Rob Merrifield, the man who’ll be Alberta's next envoy in Washington, told The Globe and Mail in an interview that an oil train disaster similar to the destructive derailment in Lac-Megantic would finally force U.S. officials into approving the Keystone XL pipeline.
Shares in TransCanada, the company behind Keystone XL, have increased 70 percent in the six years the project has been stalled – that’s one of the points Bloomberg Businessweek notes as it looks back over the history of the proposed pipeline.
Ahead of the summit next week in New York, more than 1,400 organizations have been planning for a People’s Climate March Sunday that will be the largest protest on the issue in history, to include the famous and the powerful like U.N. Secretary General Ban Ki-moon, Rolling Stone reports.

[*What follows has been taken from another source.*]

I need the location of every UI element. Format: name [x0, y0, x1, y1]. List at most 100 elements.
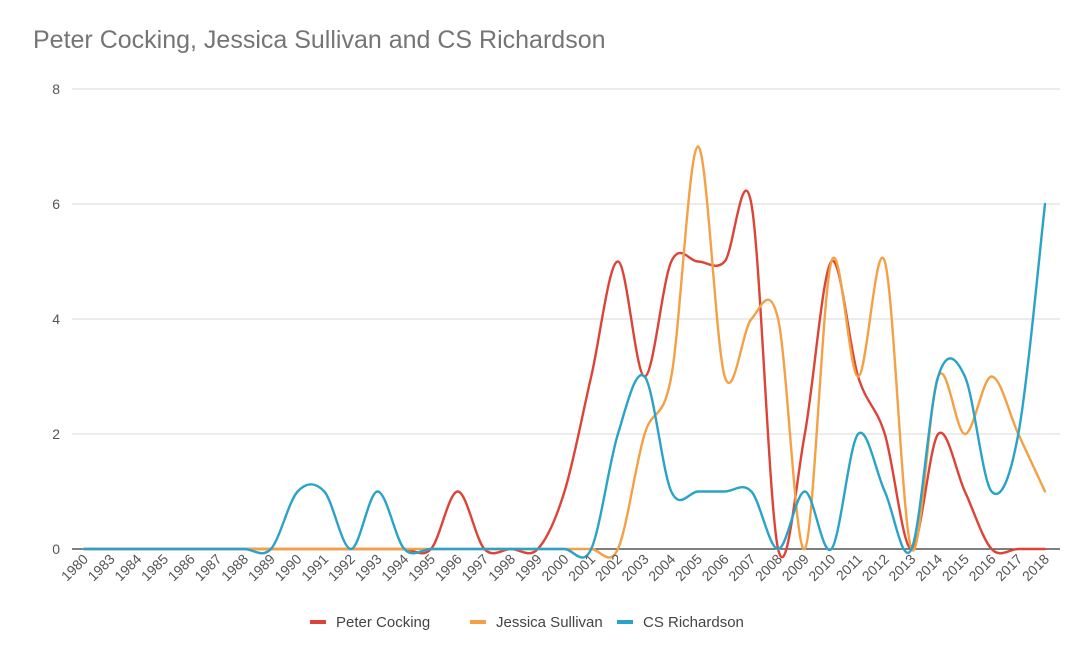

Preliminary reports blamed the radiation leak at the Waste Isolation Pilot Plant in New Mexico on a single ruptured barrel that came from Los Alamos National Laboratory, but Joe Franco, who manages the Department of Energy’s field office in Carlsbad, told a public meeting that there may have been a problem with plutonium contamination from a second container, Reuters reports.
Rising inventories and a dollar gaining on the expectations of an interest rate hike pressured oil prices Friday. West Texas Intermediate crude for October delivery fell 66 cents to $92.41 on the Nymex but ended the week slightly higher, while in London November Brent settled up 69 cents to $98.39, an increase of 1.3 percent on the week, Bloomberg reports.

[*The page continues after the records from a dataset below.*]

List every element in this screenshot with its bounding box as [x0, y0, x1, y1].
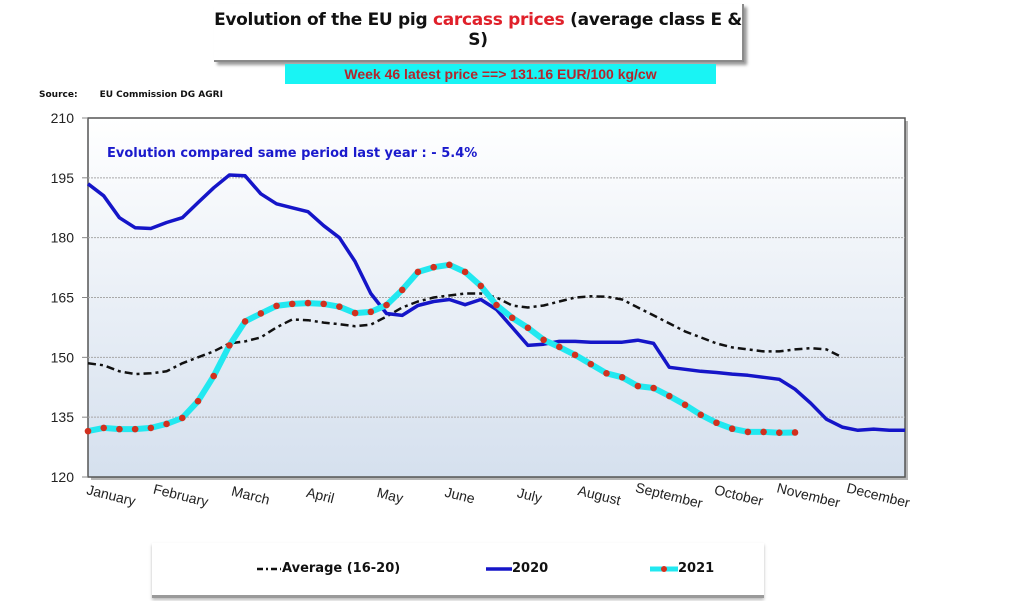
x-tick-label: February [152, 481, 210, 510]
data-point-2021 [446, 261, 453, 269]
x-tick-label: July [516, 484, 544, 506]
data-point-2021 [398, 286, 406, 294]
data-point-2021 [791, 429, 799, 436]
y-tick-label: 210 [51, 110, 75, 126]
data-point-2021 [100, 424, 108, 432]
legend-item-2020: 2020 [486, 561, 548, 576]
data-point-2021 [288, 300, 296, 308]
data-point-2021 [210, 372, 217, 380]
y-tick-label: 165 [51, 290, 75, 306]
x-tick-label: June [443, 484, 477, 507]
data-point-2021 [556, 343, 563, 351]
data-point-2021 [131, 425, 139, 433]
x-tick-label: October [713, 481, 766, 509]
data-point-2021 [603, 369, 610, 377]
legend-label-2020: 2020 [512, 561, 549, 576]
data-point-2021 [116, 425, 123, 433]
data-point-2021 [634, 382, 642, 390]
x-tick-label: January [85, 481, 137, 509]
title-prefix: Evolution of the EU pig [214, 10, 433, 30]
y-tick-label: 120 [51, 469, 75, 485]
legend-item-average: Average (16-20) [256, 561, 400, 576]
data-point-2021 [571, 351, 579, 359]
data-point-2021 [383, 301, 390, 309]
data-point-2021 [493, 301, 500, 309]
y-tick-label: 150 [51, 349, 75, 365]
data-point-2021 [367, 308, 375, 316]
data-point-2021 [776, 429, 783, 437]
legend-label-2021: 2021 [678, 561, 715, 576]
data-point-2021 [728, 425, 736, 433]
data-point-2021 [681, 401, 689, 409]
source-label: Source: [39, 90, 78, 100]
series-line-2021 [85, 261, 798, 436]
data-point-2021 [744, 428, 752, 436]
x-tick-label: November [775, 480, 842, 511]
legend-item-2021: 2021 [650, 561, 714, 576]
data-point-2021 [760, 428, 767, 436]
data-point-2021 [241, 318, 249, 325]
data-point-2021 [84, 427, 92, 435]
data-point-2021 [163, 420, 170, 428]
data-point-2021 [273, 302, 280, 310]
data-point-2021 [430, 263, 437, 271]
data-point-2021 [257, 310, 265, 317]
x-tick-label: April [305, 484, 336, 506]
data-point-2021 [178, 414, 186, 422]
data-point-2021 [194, 397, 202, 405]
chart-title: Evolution of the EU pig carcass prices (… [214, 10, 742, 50]
series-line-2020 [86, 173, 905, 433]
data-point-2021 [508, 314, 516, 322]
latest-price-banner: Week 46 latest price ==> 131.16 EUR/100 … [285, 64, 716, 84]
legend-swatch-2020 [486, 566, 512, 571]
data-point-2021 [351, 309, 359, 317]
data-point-2021 [477, 282, 485, 290]
title-box: Evolution of the EU pig carcass prices (… [214, 4, 744, 62]
legend: Average (16-20) 2020 2021 [152, 543, 764, 598]
data-point-2021 [697, 411, 705, 419]
legend-swatch-2021 [650, 565, 678, 572]
data-point-2021 [713, 419, 720, 427]
legend-swatch-average [257, 567, 281, 570]
x-tick-label: December [845, 480, 912, 511]
y-tick-label: 195 [51, 170, 75, 186]
data-point-2021 [666, 392, 673, 400]
x-tick-label: August [576, 482, 622, 508]
data-point-2021 [461, 268, 469, 276]
data-point-2021 [540, 336, 547, 344]
y-tick-label: 135 [51, 409, 75, 425]
data-point-2021 [320, 300, 327, 308]
x-tick-label: September [634, 479, 705, 511]
data-point-2021 [147, 424, 155, 432]
x-tick-label: May [375, 484, 405, 506]
data-point-2021 [524, 324, 532, 332]
data-point-2021 [304, 299, 312, 307]
title-suffix: (average class E & S) [468, 10, 742, 50]
data-point-2021 [587, 360, 595, 368]
y-tick-label: 180 [51, 230, 75, 246]
data-point-2021 [336, 303, 343, 310]
data-point-2021 [618, 373, 626, 381]
evolution-annotation: Evolution compared same period last year… [107, 146, 478, 161]
title-highlight: carcass prices [432, 10, 565, 30]
data-point-2021 [226, 342, 233, 349]
data-point-2021 [414, 268, 422, 276]
legend-label-average: Average (16-20) [282, 561, 401, 576]
source-value: EU Commission DG AGRI [99, 90, 223, 100]
x-tick-label: March [230, 483, 272, 508]
source-line: Source: EU Commission DG AGRI [39, 90, 223, 100]
data-point-2021 [650, 384, 657, 392]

German giant Siemens AG is likely to edge out rival bidder Sulzer of Switzerland to take over Texas oil equipment-maker Dresser-Rand, as it’s preparing a cash offer topping $6 billion, people familiar with the situation told The Wall Street Journal.
Ethanol assessments were at their lowest point in more than four years Thursday after an Energy Information Administration report indicating supplies hit an 18-month high of 18.8 million barrels the week ending Sept. 12, Platts reports.
The Scottish “no” vote on independence – which was welcomed by Royal Dutch Shell's CEO – lifts the burden of uncertainty from oil companies, leaving them clear to focus on how to get more out of declining North Sea oilfields, Platts reports.